Fibromyalgia in Lupus Erythematosus
Andrea Gräfe, Uwe Wollina, Beate Tebbe, Haiko Sprott, Christine Uhlemann, Gert Hein
Fibromyalgia has been reported to occur with high prevalence in systemic lupus erythematosus. Data on fibromyalgia in other subsets of lupus erythematosus are not available. Risk factors for fibromyalgia have not been defined. We investigated 60 patients with different subsets of lupus erythematosus for the presence of fibromyalgia, association with clinical and laboratory parameters and disease activity. Our data were compared with the multicentre lupus erythematosus registry at the Free University of Berlin. Ten out of 60 patients with more than 11 tender points and widespread pain for more than 3 months were classified as positive for fibromyalgia. All of them were female. Fibromyalgia-positive patients suffered significantly more often from headache, morning stiffness, diffuse alopecia, muscle pain, arthralgia, renal involvement, and disclosed peripheral blood cell cytopenia, rheumatoid factor, hypergammaglobulinaemia and intake of corticosteroids and azathioprine. Fibromyalgia was more frequent in systemic lupus than in other lupus subsets. Evaluation of fibromyalgia symptoms and lupus disease activity was performed in 30 patients in a 1-year (range 9-13 months) follow-up.
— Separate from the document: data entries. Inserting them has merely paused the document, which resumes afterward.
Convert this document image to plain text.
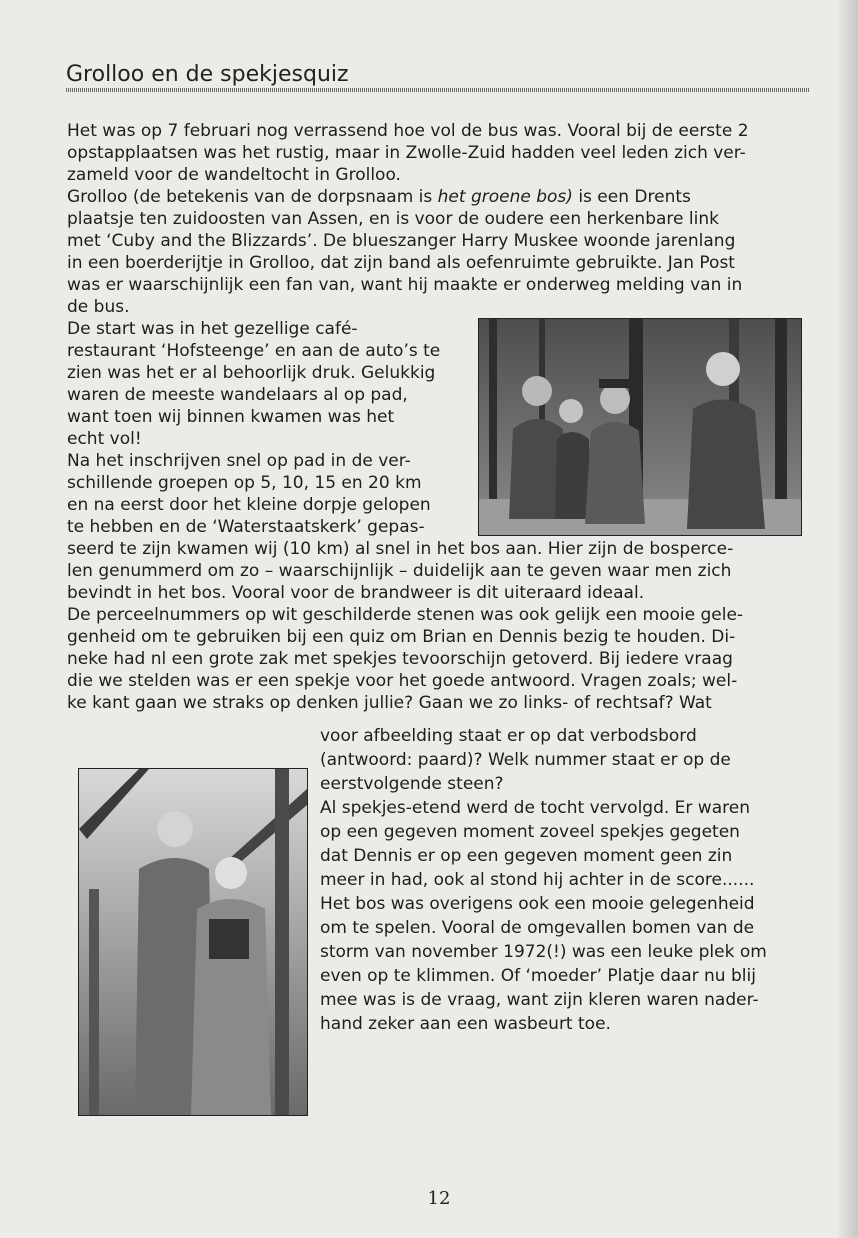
Grolloo en de spekjesquiz

Het was op 7 februari nog verrassend hoe vol de bus was. Vooral bij de eerste 2

opstapplaatsen was het rustig, maar in Zwolle-Zuid hadden veel leden zich ver-

zameld voor de wandeltocht in Grolloo.

Grolloo (de betekenis van de dorpsnaam is het groene bos) is een Drents

plaatsje ten zuidoosten van Assen, en is voor de oudere een herkenbare link

met ‘Cuby and the Blizzards’. De blueszanger Harry Muskee woonde jarenlang

in een boerderijtje in Grolloo, dat zijn band als oefenruimte gebruikte. Jan Post

was er waarschijnlijk een fan van, want hij maakte er onderweg melding van in

de bus.

De start was in het gezellige café-

restaurant ‘Hofsteenge’ en aan de auto’s te

zien was het er al behoorlijk druk. Gelukkig

waren de meeste wandelaars al op pad,

want toen wij binnen kwamen was het

echt vol!

Na het inschrijven snel op pad in de ver-

schillende groepen op 5, 10, 15 en 20 km

en na eerst door het kleine dorpje gelopen

te hebben en de ‘Waterstaatskerk’ gepas-

seerd te zijn kwamen wij (10 km) al snel in het bos aan. Hier zijn de bosperce-

len genummerd om zo – waarschijnlijk – duidelijk aan te geven waar men zich

bevindt in het bos. Vooral voor de brandweer is dit uiteraard ideaal.

De perceelnummers op wit geschilderde stenen was ook gelijk een mooie gele-

genheid om te gebruiken bij een quiz om Brian en Dennis bezig te houden. Di-

neke had nl een grote zak met spekjes tevoorschijn getoverd. Bij iedere vraag

die we stelden was er een spekje voor het goede antwoord. Vragen zoals; wel-

ke kant gaan we straks op denken jullie? Gaan we zo links- of rechtsaf? Wat

voor afbeelding staat er op dat verbodsbord

(antwoord: paard)? Welk nummer staat er op de

eerstvolgende steen?

Al spekjes-etend werd de tocht vervolgd. Er waren

op een gegeven moment zoveel spekjes gegeten

dat Dennis er op een gegeven moment geen zin

meer in had, ook al stond hij achter in de score......

Het bos was overigens ook een mooie gelegenheid

om te spelen. Vooral de omgevallen bomen van de

storm van november 1972(!) was een leuke plek om

even op te klimmen. Of ‘moeder’ Platje daar nu blij

mee was is de vraag, want zijn kleren waren nader-

hand zeker aan een wasbeurt toe.

12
These 30 patients consisted of 9 fibromyalgia-positive and 21 fibromyalgia-negative patients. Both groups were characterized by stable clinical features such as number of tender points and ECLAM index. Fibromyalgia did not show a correlation with lupus activity. We suggest that fibromyalgia and lupus erythematosus are distinct complaints. Patients with lupus are at risk of developing secondary fibromyalgia. The clinical features of fibromyalgia-positive patients may contribute to misinterpretation of lupus activity.